Dizer que a contribuição do Brasil nesse tipo de emissão é relativamente menor do que a de outros países é uma meia verdade. A exploração da Margem Equatorial faz parte dos planos do governo de tornar o país um grande produtor e exportador de petróleo – que no ano passado já superou a soja como principal produto de exportação. Se o Brasil vender mais petróleo, seja lá onde for consumido, o planeta ficará mais quente.
“O Brasil está entre os principais impulsionadores do crescimento futuro do fornecimento global de petróleo fora da Opep”, destacou o relatório mais recente da Organização dos Países Exportadores de Petróleo, à qual o Brasil se juntou em fevereiro deste ano.
Um presidente que subiu a rampa ao lado de uma das maiores lideranças indígenas do mundo, o cacique Raoni, e recebeu a faixa presidencial das mãos de uma mulher negra de 33 anos, a catadora Aline Souza, tem o dever de abrir espaços de poder para os que podem e querem transformar o mundo.
Mas Lula ainda acredita em projetos de desenvolvimento do passado, desprezando o que dizem indígenas, quilombolas, ambientalistas, cientistas e mulheres, incluindo sua ministra de Clima e Meio Ambiente, Marina Silva. Não respeita nem mesmo a opinião do conjunto dos brasileiros – pesquisa do Datafolha, divulgada na semana passada, mostrou que 61% dos entrevistados querem a proibição da exploração de petróleo na Foz do Amazonas, percentual que sobe para 73% entre os mais jovens.

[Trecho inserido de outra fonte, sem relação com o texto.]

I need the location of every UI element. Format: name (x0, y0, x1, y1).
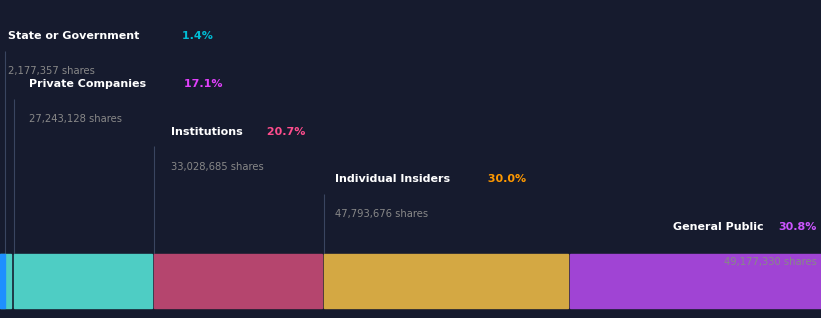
Text: 20.7%: 20.7% (264, 127, 305, 137)
Bar (570, 254, 821, 308)
Bar (0, 254, 11, 308)
Text: State or Government: State or Government (8, 31, 140, 41)
Text: 27,243,128 shares: 27,243,128 shares (29, 114, 122, 124)
Text: 17.1%: 17.1% (180, 79, 222, 89)
Text: 47,793,676 shares: 47,793,676 shares (335, 210, 428, 219)
Text: Individual Insiders: Individual Insiders (335, 175, 450, 184)
Text: 1.4%: 1.4% (177, 31, 213, 41)
Text: 2,177,357 shares: 2,177,357 shares (8, 66, 95, 76)
Bar (154, 254, 322, 308)
Text: 33,028,685 shares: 33,028,685 shares (171, 162, 264, 172)
Text: General Public: General Public (673, 222, 768, 232)
Bar (0, 254, 5, 308)
Text: 49,177,330 shares: 49,177,330 shares (724, 257, 817, 267)
Text: Private Companies: Private Companies (29, 79, 146, 89)
Text: 30.8%: 30.8% (778, 222, 817, 232)
Bar (13, 254, 152, 308)
Text: 30.0%: 30.0% (484, 175, 525, 184)
Bar (324, 254, 568, 308)
Text: Institutions: Institutions (171, 127, 242, 137)
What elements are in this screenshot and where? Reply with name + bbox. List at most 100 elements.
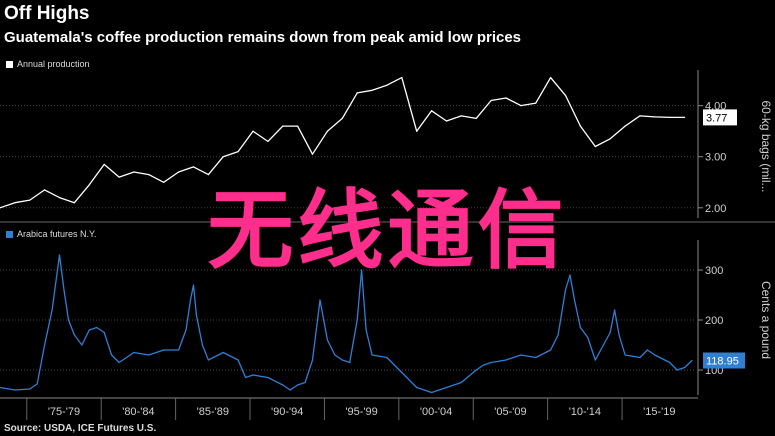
data-point-arabica-75	[684, 366, 686, 369]
last-value-box-arabica	[703, 352, 745, 369]
data-point-arabica-42	[356, 319, 358, 321]
data-point-arabica-34	[297, 384, 299, 386]
chart-title: Off Highs	[4, 3, 90, 24]
data-point-arabica-6	[58, 254, 61, 256]
legend-swatch-arabica	[6, 230, 13, 238]
data-point-production-20	[297, 125, 299, 127]
x-tick-label-7: '10-'14	[569, 406, 601, 418]
data-point-arabica-47	[401, 371, 403, 374]
data-point-production-35	[520, 105, 522, 107]
data-point-production-26	[386, 84, 388, 86]
data-point-arabica-36	[311, 359, 314, 361]
data-point-production-14	[207, 174, 209, 176]
series-line-arabica	[0, 254, 693, 394]
y-tick-label-production-0: 2.00	[705, 203, 726, 215]
data-point-production-32	[475, 117, 477, 119]
data-point-production-33	[490, 99, 492, 102]
data-point-arabica-17	[133, 351, 135, 354]
data-point-production-40	[594, 145, 596, 148]
data-point-arabica-13	[103, 331, 105, 334]
data-point-production-42	[624, 125, 626, 127]
data-point-production-12	[178, 171, 180, 173]
y-axis-title-production: 60-kg bags (mil...	[759, 100, 773, 192]
data-point-production-7	[103, 163, 105, 165]
data-point-production-16	[237, 151, 239, 153]
data-point-arabica-32	[282, 384, 284, 386]
data-point-arabica-50	[445, 386, 448, 389]
y-tick-label-arabica-2: 300	[705, 265, 723, 277]
data-point-production-1	[14, 202, 16, 204]
data-point-arabica-43	[361, 269, 363, 271]
data-point-production-46	[684, 116, 686, 118]
data-point-arabica-18	[148, 354, 150, 356]
series-line-production	[0, 76, 685, 209]
data-point-production-38	[564, 94, 567, 96]
data-point-arabica-58	[550, 349, 552, 351]
data-point-arabica-25	[201, 344, 203, 346]
legend-arabica: Arabica futures N.Y.	[6, 229, 96, 239]
data-point-production-24	[356, 92, 358, 94]
x-tick-label-8: '15-'19	[643, 406, 675, 418]
data-point-arabica-14	[111, 354, 113, 356]
data-point-production-9	[133, 171, 135, 173]
last-value-label-production: 3.77	[706, 112, 727, 124]
data-point-production-10	[148, 174, 150, 176]
data-point-arabica-21	[185, 329, 187, 331]
data-point-arabica-9	[73, 334, 75, 336]
data-point-production-18	[267, 140, 269, 142]
data-point-production-4	[58, 197, 61, 199]
data-point-production-34	[505, 97, 507, 99]
data-point-arabica-52	[475, 369, 477, 371]
data-point-arabica-23	[192, 284, 195, 286]
data-point-arabica-28	[237, 359, 239, 361]
x-tick-label-3: '90-'94	[271, 406, 303, 418]
legend-label-production: Annual production	[17, 59, 90, 69]
data-point-production-44	[654, 116, 656, 118]
data-point-arabica-48	[416, 386, 418, 389]
x-tick-label-0: '75-'79	[48, 406, 80, 418]
data-point-production-6	[88, 184, 90, 186]
data-point-production-22	[326, 130, 328, 132]
data-point-arabica-27	[222, 351, 224, 354]
data-point-arabica-57	[535, 356, 537, 359]
data-point-arabica-70	[639, 356, 641, 359]
legend-swatch-production	[6, 60, 13, 68]
x-tick-label-5: '00-'04	[420, 406, 452, 418]
data-point-arabica-22	[189, 299, 192, 301]
data-point-arabica-54	[490, 361, 492, 364]
data-point-production-23	[341, 117, 343, 119]
data-point-production-41	[609, 138, 611, 140]
x-tick-label-4: '95-'99	[345, 406, 377, 418]
data-point-arabica-33	[289, 389, 291, 391]
data-point-production-30	[445, 120, 448, 122]
data-point-arabica-46	[386, 356, 388, 359]
data-point-arabica-7	[63, 289, 65, 291]
data-point-arabica-49	[431, 391, 433, 394]
data-point-arabica-16	[125, 356, 128, 359]
data-point-production-25	[371, 89, 373, 91]
data-point-arabica-68	[618, 334, 620, 336]
data-point-arabica-76	[691, 359, 693, 362]
data-point-production-29	[431, 110, 433, 112]
data-point-production-39	[579, 125, 582, 127]
data-point-arabica-56	[520, 354, 522, 356]
data-point-arabica-63	[579, 326, 582, 329]
data-point-arabica-0	[0, 386, 1, 389]
last-value-box-production	[703, 109, 737, 126]
data-point-production-27	[401, 77, 403, 79]
data-point-arabica-39	[334, 354, 336, 356]
data-point-arabica-59	[557, 334, 559, 336]
data-point-production-15	[222, 156, 224, 158]
data-point-production-0	[0, 207, 1, 209]
y-axis-title-arabica: Cents a pound	[759, 281, 773, 359]
data-point-arabica-5	[51, 309, 53, 311]
data-point-arabica-44	[365, 329, 367, 331]
x-tick-label-6: '05-'09	[494, 406, 526, 418]
data-point-arabica-12	[96, 326, 98, 329]
legend-production: Annual production	[6, 59, 90, 69]
data-point-arabica-20	[178, 349, 180, 351]
data-point-production-13	[192, 166, 195, 168]
data-point-production-37	[550, 77, 552, 79]
data-point-production-5	[73, 202, 75, 204]
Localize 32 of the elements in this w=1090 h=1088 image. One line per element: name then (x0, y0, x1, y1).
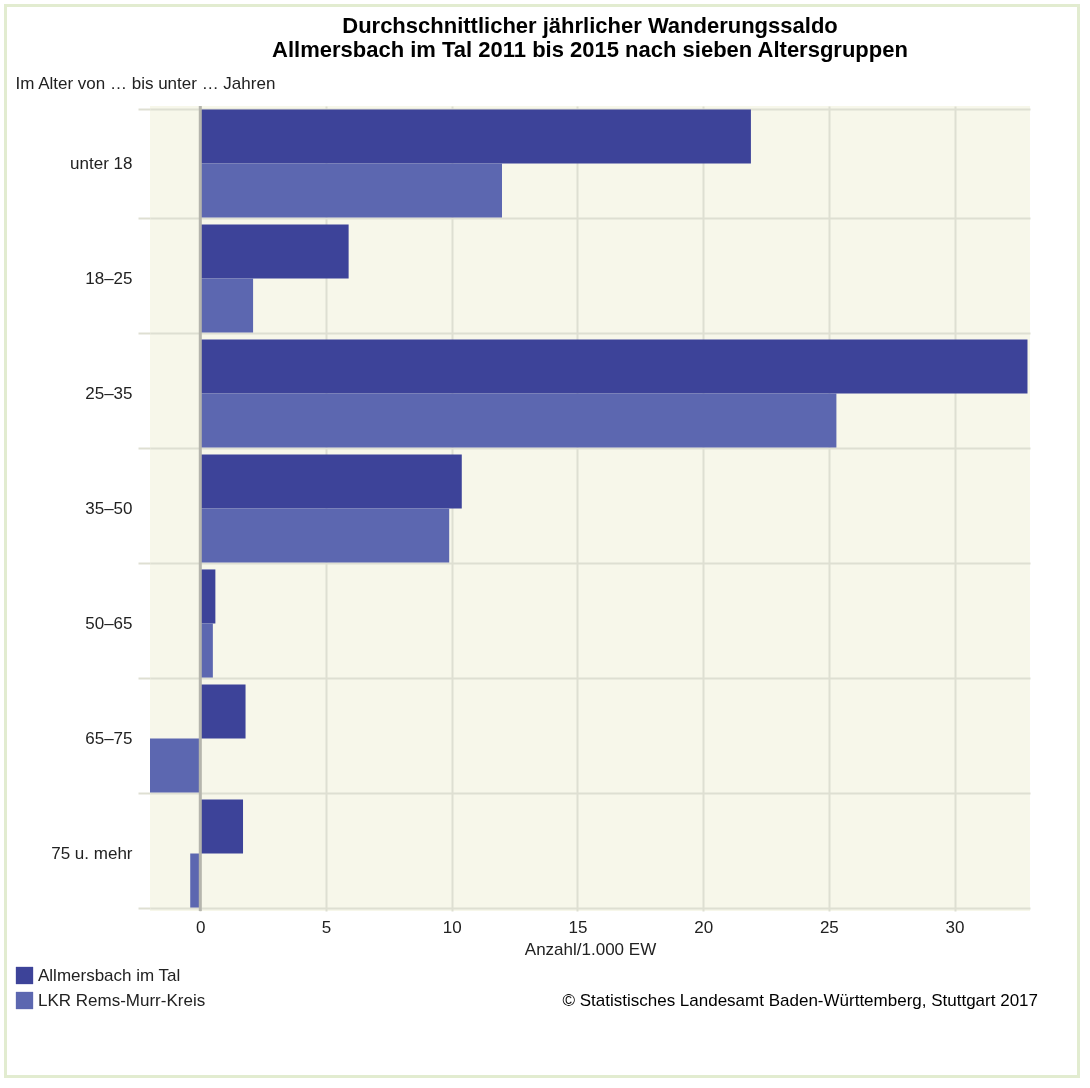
legend-label: Allmersbach im Tal (38, 965, 181, 985)
bar (200, 454, 462, 509)
y-tick-label: 25–35 (85, 384, 133, 403)
y-tick-label: 65–75 (85, 729, 133, 748)
bar (200, 339, 1028, 394)
bar (200, 224, 349, 279)
y-tick-label: 50–65 (85, 614, 133, 633)
x-axis-title: Anzahl/1.000 EW (524, 939, 657, 959)
y-axis-title: Im Alter von … bis unter … Jahren (15, 73, 276, 93)
x-tick-label: 25 (819, 917, 839, 937)
text: Durchschnittlicher jährlicher Wanderungssaldo (342, 13, 838, 38)
x-tick-label: 20 (694, 917, 714, 937)
x-tick-label: 5 (321, 917, 332, 937)
bar (200, 393, 837, 448)
y-tick-label: 75 u. mehr (51, 844, 133, 863)
x-tick-label: 30 (945, 917, 965, 937)
text: Allmersbach im Tal 2011 bis 2015 nach sieben Altersgruppen (272, 37, 908, 62)
y-tick-label: 35–50 (85, 499, 133, 518)
bar (200, 278, 254, 333)
x-tick-label: 0 (196, 917, 206, 937)
text: © Statistisches Landesamt Baden-Württemberg, Stuttgart 2017 (562, 991, 1038, 1010)
bar (200, 684, 246, 739)
bar (200, 508, 450, 563)
bar (150, 738, 201, 793)
x-tick-label: 10 (442, 917, 462, 937)
y-tick-label: unter 18 (70, 154, 133, 173)
x-tick-label: 15 (568, 917, 588, 937)
bar (200, 109, 751, 164)
bar (200, 799, 244, 854)
y-tick-label: 18–25 (85, 269, 133, 288)
legend-label: LKR Rems-Murr-Kreis (38, 990, 206, 1010)
bar (200, 163, 502, 218)
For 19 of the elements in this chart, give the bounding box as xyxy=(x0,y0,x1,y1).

O presidente também parece não valorizar a demanda por representatividade do segmento mais excluído da população – as mulheres negras – em espaços de poder, como o Supremo Tribunal Federal (STF). Ignorou o abaixo-assinado de 3 mil advogadas mulheres e a lista de candidatas negras de excelência técnica proposta pela sociedade civil para substituir o ministro Luís Carlos Barroso e vai novamente escolher um homem branco para o tribunal que, em 130 anos de história, teve apenas três mulheres em sua composição, incluindo a atual ministra Cármen Lúcia.
Um mundo eternamente conduzido por senhores brancos tem poucas chances de se reinventar, como precisamos fazer agora. Mesmo que eles sejam tão diferentes entre si como Lula e Trump. Que tem lá suas afinidades. Ou será a química?